Understanding how users document data matters. For example, during a recent project to identify adverse events for patients, we searched for documentation of in-hospital falls. The patient safety expert I was working with, a nurse, had always seen patient falls documented in nursing progress notes, but we found very few mentions of any falls in those notes. After discussions with the health information management group and nurses at the health system, we learned that it used a structured-only documentation methodology for nursing, and the best source for documentation of in-hospital falls would be the physician progress notes.
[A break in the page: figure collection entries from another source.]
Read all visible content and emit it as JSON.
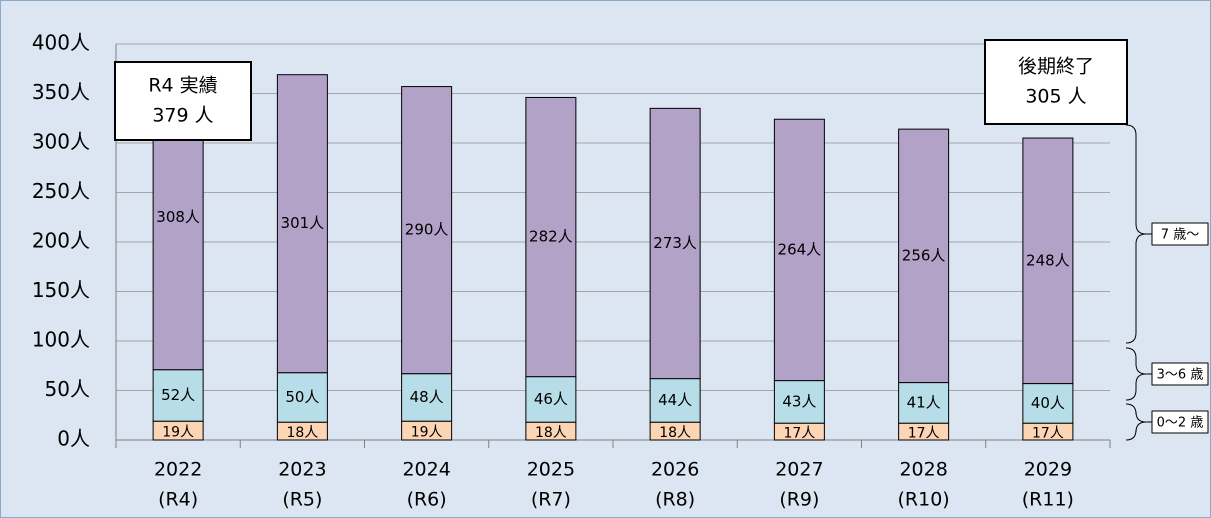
{
  "chart_data": {
    "type": "stacked_bar",
    "categories": [
      [
        "2022",
        "(R4)"
      ],
      [
        "2023",
        "(R5)"
      ],
      [
        "2024",
        "(R6)"
      ],
      [
        "2025",
        "(R7)"
      ],
      [
        "2026",
        "(R8)"
      ],
      [
        "2027",
        "(R9)"
      ],
      [
        "2028",
        "(R10)"
      ],
      [
        "2029",
        "(R11)"
      ]
    ],
    "series": [
      {
        "name": "0〜2 歳",
        "color": "#fcd5b4",
        "values": [
          19,
          18,
          19,
          18,
          18,
          17,
          17,
          17
        ],
        "value_labels": [
          "19人",
          "18人",
          "19人",
          "18人",
          "18人",
          "17人",
          "17人",
          "17人"
        ]
      },
      {
        "name": "3〜6 歳",
        "color": "#b7dee8",
        "values": [
          52,
          50,
          48,
          46,
          44,
          43,
          41,
          40
        ],
        "value_labels": [
          "52人",
          "50人",
          "48人",
          "46人",
          "44人",
          "43人",
          "41人",
          "40人"
        ]
      },
      {
        "name": "7 歳〜",
        "color": "#b3a2c7",
        "values": [
          308,
          301,
          290,
          282,
          273,
          264,
          256,
          248
        ],
        "value_labels": [
          "308人",
          "301人",
          "290人",
          "282人",
          "273人",
          "264人",
          "256人",
          "248人"
        ]
      }
    ],
    "ylim": [
      0,
      400
    ],
    "yticks": [
      {
        "value": 0,
        "label": "0人"
      },
      {
        "value": 50,
        "label": "50人"
      },
      {
        "value": 100,
        "label": "100人"
      },
      {
        "value": 150,
        "label": "150人"
      },
      {
        "value": 200,
        "label": "200人"
      },
      {
        "value": 250,
        "label": "250人"
      },
      {
        "value": 300,
        "label": "300人"
      },
      {
        "value": 350,
        "label": "350人"
      },
      {
        "value": 400,
        "label": "400人"
      }
    ],
    "grid": true,
    "annotations": [
      {
        "lines": [
          "R4 実績",
          "379 人"
        ]
      },
      {
        "lines": [
          "後期終了",
          "305 人"
        ]
      }
    ]
  }
}
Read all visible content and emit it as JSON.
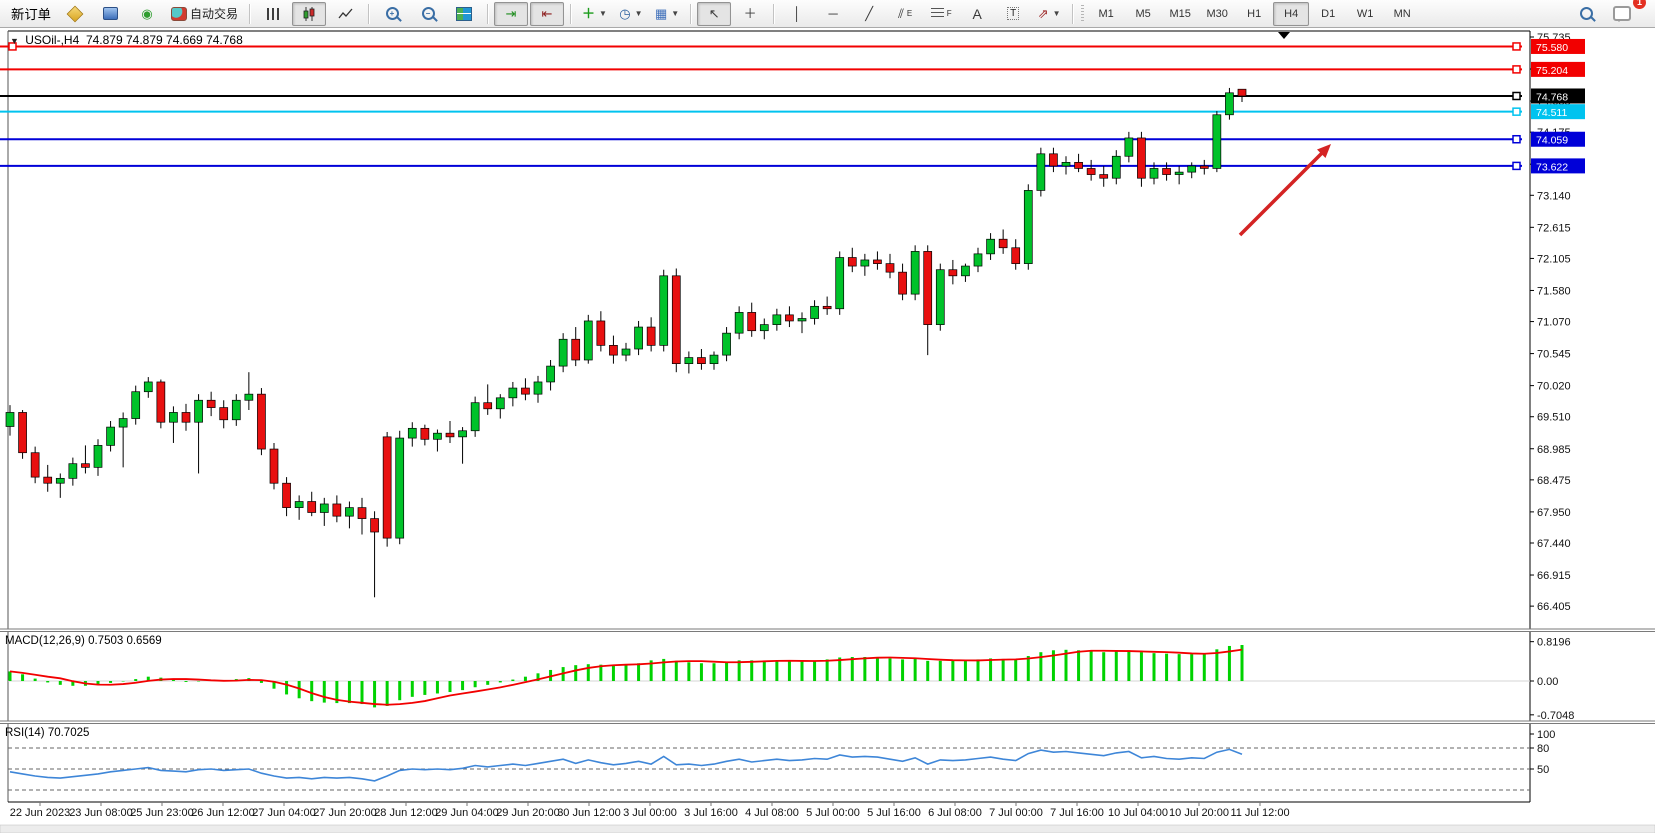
{
  "toolbar": {
    "new_order_label": "新订单",
    "autotrading_label": "自动交易",
    "timeframes": [
      "M1",
      "M5",
      "M15",
      "M30",
      "H1",
      "H4",
      "D1",
      "W1",
      "MN"
    ],
    "active_timeframe": "H4",
    "notification_count": "1"
  },
  "chart": {
    "title_symbol": "USOil-,H4",
    "title_ohlc": "74.879 74.879 74.669 74.768"
  },
  "chart_data": {
    "type": "candlestick",
    "symbol": "USOil-",
    "timeframe": "H4",
    "current_bar": {
      "open": "74.879",
      "high": "74.879",
      "low": "74.669",
      "close": "74.768"
    },
    "bull_color": "#00c22a",
    "bear_color": "#e81010",
    "price_axis_ticks": [
      "75.735",
      "75.210",
      "74.685",
      "74.175",
      "73.650",
      "73.140",
      "72.615",
      "72.105",
      "71.580",
      "71.070",
      "70.545",
      "70.020",
      "69.510",
      "68.985",
      "68.475",
      "67.950",
      "67.440",
      "66.915",
      "66.405"
    ],
    "horizontal_lines": [
      {
        "price": 75.58,
        "label": "75.580",
        "color": "#f20000"
      },
      {
        "price": 75.204,
        "label": "75.204",
        "color": "#f20000"
      },
      {
        "price": 74.768,
        "label": "74.768",
        "color": "#000000"
      },
      {
        "price": 74.511,
        "label": "74.511",
        "color": "#00c3ef"
      },
      {
        "price": 74.059,
        "label": "74.059",
        "color": "#0000d8"
      },
      {
        "price": 73.622,
        "label": "73.622",
        "color": "#0000d8"
      }
    ],
    "candles": [
      [
        69.35,
        69.7,
        69.2,
        69.58
      ],
      [
        69.58,
        69.62,
        68.82,
        68.92
      ],
      [
        68.92,
        69.02,
        68.42,
        68.52
      ],
      [
        68.52,
        68.72,
        68.28,
        68.42
      ],
      [
        68.42,
        68.58,
        68.18,
        68.5
      ],
      [
        68.5,
        68.84,
        68.38,
        68.74
      ],
      [
        68.74,
        69.04,
        68.58,
        68.68
      ],
      [
        68.68,
        69.14,
        68.54,
        69.04
      ],
      [
        69.04,
        69.44,
        68.94,
        69.34
      ],
      [
        69.34,
        69.58,
        68.68,
        69.48
      ],
      [
        69.48,
        70.02,
        69.38,
        69.92
      ],
      [
        69.92,
        70.16,
        69.82,
        70.08
      ],
      [
        70.08,
        70.12,
        69.32,
        69.42
      ],
      [
        69.42,
        69.68,
        69.08,
        69.58
      ],
      [
        69.58,
        69.72,
        69.28,
        69.42
      ],
      [
        69.42,
        69.88,
        68.58,
        69.78
      ],
      [
        69.78,
        69.92,
        69.52,
        69.66
      ],
      [
        69.66,
        69.78,
        69.32,
        69.46
      ],
      [
        69.46,
        69.88,
        69.36,
        69.78
      ],
      [
        69.78,
        70.24,
        69.62,
        69.88
      ],
      [
        69.88,
        69.98,
        68.88,
        68.98
      ],
      [
        68.98,
        69.08,
        68.32,
        68.42
      ],
      [
        68.42,
        68.52,
        67.88,
        68.02
      ],
      [
        68.02,
        68.22,
        67.82,
        68.12
      ],
      [
        68.12,
        68.28,
        67.88,
        67.94
      ],
      [
        67.94,
        68.18,
        67.72,
        68.08
      ],
      [
        68.08,
        68.22,
        67.78,
        67.88
      ],
      [
        67.88,
        68.12,
        67.68,
        68.02
      ],
      [
        68.02,
        68.18,
        67.58,
        67.84
      ],
      [
        67.84,
        67.96,
        66.55,
        67.62
      ],
      [
        69.18,
        69.26,
        67.38,
        67.52
      ],
      [
        67.52,
        69.28,
        67.42,
        69.16
      ],
      [
        69.16,
        69.42,
        69.02,
        69.32
      ],
      [
        69.32,
        69.38,
        69.04,
        69.14
      ],
      [
        69.14,
        69.3,
        68.94,
        69.24
      ],
      [
        69.24,
        69.44,
        69.08,
        69.18
      ],
      [
        69.18,
        69.34,
        68.74,
        69.28
      ],
      [
        69.28,
        69.84,
        69.18,
        69.74
      ],
      [
        69.74,
        70.04,
        69.54,
        69.64
      ],
      [
        69.64,
        69.88,
        69.48,
        69.82
      ],
      [
        69.82,
        70.08,
        69.68,
        69.98
      ],
      [
        69.98,
        70.14,
        69.78,
        69.88
      ],
      [
        69.88,
        70.18,
        69.74,
        70.08
      ],
      [
        70.08,
        70.44,
        69.94,
        70.34
      ],
      [
        70.34,
        70.88,
        70.24,
        70.78
      ],
      [
        70.78,
        70.98,
        70.34,
        70.44
      ],
      [
        70.44,
        71.18,
        70.38,
        71.08
      ],
      [
        71.08,
        71.24,
        70.58,
        70.68
      ],
      [
        70.68,
        70.84,
        70.38,
        70.52
      ],
      [
        70.52,
        70.72,
        70.42,
        70.62
      ],
      [
        70.62,
        71.08,
        70.52,
        70.98
      ],
      [
        70.98,
        71.14,
        70.58,
        70.68
      ],
      [
        70.68,
        71.92,
        70.58,
        71.82
      ],
      [
        71.82,
        71.94,
        70.24,
        70.38
      ],
      [
        70.38,
        70.58,
        70.22,
        70.48
      ],
      [
        70.48,
        70.62,
        70.28,
        70.38
      ],
      [
        70.38,
        70.58,
        70.28,
        70.52
      ],
      [
        70.52,
        70.98,
        70.42,
        70.88
      ],
      [
        70.88,
        71.32,
        70.78,
        71.22
      ],
      [
        71.22,
        71.38,
        70.82,
        70.92
      ],
      [
        70.92,
        71.12,
        70.78,
        71.02
      ],
      [
        71.02,
        71.28,
        70.92,
        71.18
      ],
      [
        71.18,
        71.32,
        70.98,
        71.08
      ],
      [
        71.08,
        71.22,
        70.88,
        71.12
      ],
      [
        71.12,
        71.42,
        71.02,
        71.32
      ],
      [
        71.32,
        71.48,
        71.18,
        71.28
      ],
      [
        71.28,
        72.22,
        71.18,
        72.12
      ],
      [
        72.12,
        72.28,
        71.88,
        71.98
      ],
      [
        71.98,
        72.18,
        71.82,
        72.08
      ],
      [
        72.08,
        72.22,
        71.92,
        72.02
      ],
      [
        72.02,
        72.18,
        71.78,
        71.88
      ],
      [
        71.88,
        72.02,
        71.42,
        71.52
      ],
      [
        71.52,
        72.32,
        71.42,
        72.22
      ],
      [
        72.22,
        72.32,
        70.52,
        71.02
      ],
      [
        71.02,
        72.02,
        70.92,
        71.92
      ],
      [
        71.92,
        72.08,
        71.68,
        71.82
      ],
      [
        71.82,
        72.02,
        71.72,
        71.98
      ],
      [
        71.98,
        72.28,
        71.88,
        72.18
      ],
      [
        72.18,
        72.52,
        72.08,
        72.42
      ],
      [
        72.42,
        72.58,
        72.18,
        72.28
      ],
      [
        72.28,
        72.42,
        71.92,
        72.02
      ],
      [
        72.02,
        73.32,
        71.92,
        73.22
      ],
      [
        73.22,
        73.92,
        73.12,
        73.82
      ],
      [
        73.82,
        73.92,
        73.52,
        73.62
      ],
      [
        73.62,
        73.78,
        73.48,
        73.68
      ],
      [
        73.68,
        73.82,
        73.52,
        73.58
      ],
      [
        73.58,
        73.72,
        73.38,
        73.48
      ],
      [
        73.48,
        73.62,
        73.28,
        73.42
      ],
      [
        73.42,
        73.88,
        73.32,
        73.78
      ],
      [
        73.78,
        74.18,
        73.68,
        74.08
      ],
      [
        74.08,
        74.18,
        73.28,
        73.42
      ],
      [
        73.42,
        73.68,
        73.32,
        73.58
      ],
      [
        73.58,
        73.68,
        73.38,
        73.48
      ],
      [
        73.48,
        73.62,
        73.32,
        73.52
      ],
      [
        73.52,
        73.68,
        73.42,
        73.62
      ],
      [
        73.62,
        73.72,
        73.48,
        73.58
      ],
      [
        73.58,
        74.52,
        73.52,
        74.46
      ],
      [
        74.46,
        74.9,
        74.38,
        74.82
      ],
      [
        74.879,
        74.879,
        74.669,
        74.768
      ]
    ],
    "time_labels": [
      "22 Jun 2023",
      "23 Jun 08:00",
      "25 Jun 23:00",
      "26 Jun 12:00",
      "27 Jun 04:00",
      "27 Jun 20:00",
      "28 Jun 12:00",
      "29 Jun 04:00",
      "29 Jun 20:00",
      "30 Jun 12:00",
      "3 Jul 00:00",
      "3 Jul 16:00",
      "4 Jul 08:00",
      "5 Jul 00:00",
      "5 Jul 16:00",
      "6 Jul 08:00",
      "7 Jul 00:00",
      "7 Jul 16:00",
      "10 Jul 04:00",
      "10 Jul 20:00",
      "11 Jul 12:00"
    ],
    "macd": {
      "label": "MACD(12,26,9) 0.7503 0.6569",
      "main_value": "0.7503",
      "signal_value": "0.6569",
      "axis_ticks": [
        "0.8196",
        "0.00",
        "-0.7048"
      ],
      "histogram_color": "#00d200",
      "signal_color": "#f20000",
      "histogram": [
        0.2,
        0.14,
        0.05,
        -0.03,
        -0.08,
        -0.1,
        -0.1,
        -0.07,
        -0.04,
        -0.01,
        0.04,
        0.09,
        0.07,
        0.02,
        -0.02,
        -0.01,
        0.01,
        0.02,
        0.04,
        0.06,
        -0.04,
        -0.16,
        -0.28,
        -0.36,
        -0.42,
        -0.45,
        -0.46,
        -0.46,
        -0.48,
        -0.55,
        -0.52,
        -0.4,
        -0.33,
        -0.29,
        -0.26,
        -0.23,
        -0.19,
        -0.13,
        -0.08,
        -0.03,
        0.03,
        0.09,
        0.16,
        0.23,
        0.29,
        0.33,
        0.35,
        0.34,
        0.33,
        0.35,
        0.37,
        0.43,
        0.46,
        0.42,
        0.39,
        0.37,
        0.37,
        0.4,
        0.43,
        0.43,
        0.42,
        0.42,
        0.41,
        0.41,
        0.42,
        0.45,
        0.49,
        0.5,
        0.5,
        0.49,
        0.47,
        0.45,
        0.46,
        0.42,
        0.42,
        0.42,
        0.43,
        0.45,
        0.47,
        0.46,
        0.44,
        0.52,
        0.6,
        0.64,
        0.65,
        0.64,
        0.62,
        0.6,
        0.62,
        0.64,
        0.6,
        0.58,
        0.57,
        0.56,
        0.56,
        0.57,
        0.66,
        0.73,
        0.75
      ]
    },
    "rsi": {
      "label": "RSI(14) 70.7025",
      "value": "70.7025",
      "axis_ticks": [
        "100",
        "80",
        "50"
      ],
      "levels": [
        80,
        50,
        20
      ],
      "line_color": "#3e86d8",
      "values": [
        46,
        43,
        40,
        38,
        37,
        39,
        41,
        43,
        46,
        48,
        50,
        52,
        48,
        47,
        46,
        49,
        50,
        48,
        49,
        50,
        44,
        40,
        37,
        38,
        36,
        38,
        37,
        38,
        36,
        33,
        40,
        48,
        50,
        49,
        50,
        49,
        51,
        55,
        53,
        55,
        57,
        55,
        58,
        61,
        64,
        58,
        63,
        59,
        56,
        58,
        61,
        57,
        68,
        56,
        57,
        55,
        57,
        61,
        64,
        60,
        62,
        64,
        62,
        63,
        65,
        64,
        70,
        67,
        68,
        67,
        64,
        61,
        66,
        57,
        63,
        62,
        63,
        65,
        67,
        64,
        62,
        72,
        77,
        74,
        75,
        73,
        71,
        69,
        73,
        75,
        66,
        68,
        65,
        64,
        66,
        65,
        74,
        78,
        71
      ]
    },
    "arrow": {
      "color": "#d42424"
    }
  }
}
This insight made a small difference in how our data scientist searched for falls data, but it made a significant difference in the results. Filtering which notes went into the NLP algorithm improved accuracy, particularly the sensitivity of the algorithm.
Working with text data is different than structured data. Keep in mind this article’s four lessons: unstructured text records are significantly larger that structured records; data engineers often need to preprocess text before running NLP, which often requires tools outside normal data pipelines; text may be stored in different areas of source systems or EMRs; each organization may document text differently.
Data engineers who want to meet the challenges of text and unlock its rich information will benefit by starting on a focused project, rather than taking on too many text tasks at once (a bottom-up versus a top-down approach). I recommend starting with a great use case that aligns with organizational goals. Using the patient safety scenario from earlier, if an organization is focused on improving patient safety, it may find that safety events are documented in unstructured text, limiting its ability to identify patient harm. Starting by pulling text for one type of safety event (e.g., deep vein thromboses) can help data engineers form a process. They can then replicate this process for other use cases and start pulling the text data and using NLP tools to reduce patient harm and transform healthcare more broadly.